Case study

case study for physical assessment of an adult. Write down your abnormal findings from head to toe assessment.

Write your subjective, objective data, assessment , plan of care regarding for this patient!

Patient two is a 51 year old female that reports fatigue, difficulty swallowing, increased sensitivity to cold, weight gain of twelve pounds in two months, and weakness over the past four months.

The patient is escorted to an exam room, I introduce myself and properly identify and apply a wristband to the patient. The patient is asked about allergies and medication. She reports that she has no allergies, and currently takes a blood pressure medicine. She also reports she has been to a dermatologist because her skin has been dry and she was instructed to use over the counter moisturizers that aren’t working very well.

After interviewing the patient, the physical assessment begins. Vital signs are obtained: Blood pressure 118/82, heart rate 51 beats per minute, 16 respirations per minute, temperature 98.5 degrees, weight of 184 pounds.

The patient has short hair that is clean and well groomed. She denies any hearing problems, visual problems, congestion or cough. No drainage is noted from her ears, the eyes are clear with no redness or conjunctiva. Pupils are equal and reactive to light. Nares are clear bilaterally without swelling. The patient has good dentition. The lips, tongue, oral mucosa, and uvula are unremarkable. Facial symmetry is good with no drooping. The patient’s neck is supple with full range of motion and the trachea is midline. The thyroid is examined closely based upon the patient’s subjective information. The patient is seated and asked to slightly extend her neck. A portable light is used to provide cross lighting for the initial visual examination. The patient is asked to swallow and no appreciable difference is noted with the light applied from the right or left side. After completing anterior inspection of the thyroid, the neck is observed in profile. A smooth, straight contour is visualized from the cricoid cartilage to the suprasternal notch. An anterior palpation is done next. First the thyroid isthmus is located by palpating between the cricoid cartilage and the suprasternal notch. One hand is used to move the sternocleidomastoid muscle and the other hand is used to palpate the thyroid (Jarvis, 2012). The patient is asked to swallow and the upward movement of the thyroid gland is felt. To palpate the other side, the procedure is reversed. The left lobe of the patient’s thyroid feels fuller and moves slightly less than the right side. The patient reports pain on the left side during palpation.

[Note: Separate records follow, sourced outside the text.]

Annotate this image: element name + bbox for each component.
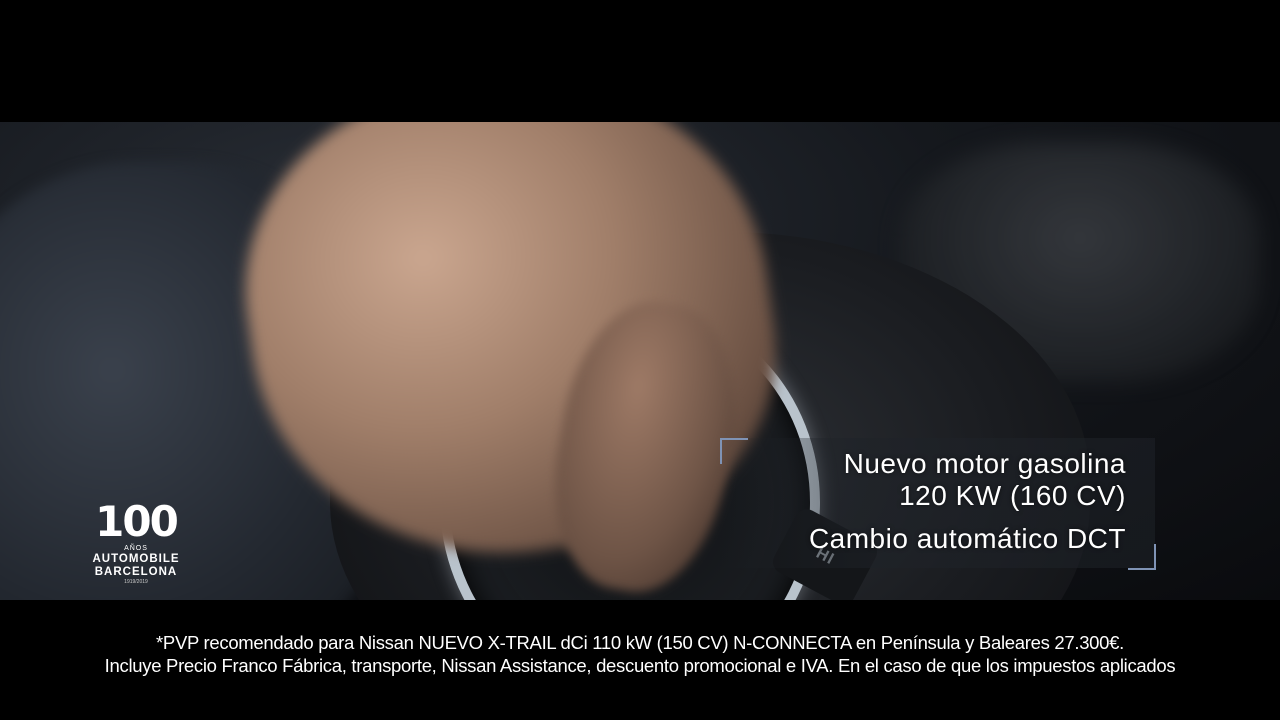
logo-automobile: AUTOMOBILE [92, 553, 180, 565]
bracket-bottom-right [1128, 544, 1156, 570]
spec-power: 120 KW (160 CV) [899, 480, 1126, 511]
disclaimer-line-2: Incluye Precio Franco Fábrica, transport… [104, 655, 1176, 676]
logo-number: 100 [95, 497, 179, 546]
letterbox-top [0, 0, 1280, 122]
logo-barcelona: BARCELONA [94, 566, 178, 578]
bracket-top-left [720, 438, 748, 464]
spec-transmission: Cambio automático DCT [808, 523, 1126, 554]
logo-years: 1919/2019 [124, 579, 148, 585]
anniversary-logo: 100 AÑOS AUTOMOBILE BARCELONA 1919/2019 [84, 500, 188, 590]
spec-engine: Nuevo motor gasolina [843, 448, 1126, 479]
disclaimer-line-1: *PVP recomendado para Nissan NUEVO X-TRA… [156, 632, 1124, 653]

Alternatively, a posterior approach to examination of the thyroid can be performed (Jarvis, 2012). Standing behind the patient, locate the thyroid isthmus by palpating between the cricoid cartilage and the suprasternal notch. Once this landmark has been located, the hands are moved laterally to feel under the sternocleidomastoids for the thyroid. The patient is asked to swallow, and upward movement of the thyroid gland is felt.

Respirations are clear and even bilaterally. The heart is auscultated and is strong and even at 52 beats per minute. Normal S1 and S2 are present. The patient denies any pain or mass in the breasts and reports that she self-examines monthly and her last mammogram was within the last twelve months. Hand grips are strong and equal, radial pulses are strong and equal bilaterally. The abdomen is soft and non-tender to palpation. Bowel sounds are present in all four quadrants. Foot strength equal bilaterally, with strong bilateral pedal pulses. The patient’s mood and affect are appropriate for her age and the current situation. The skin is somewhat dry and flaky, despite the patient’s report of applying moisturizing lotion. Her speech is clear.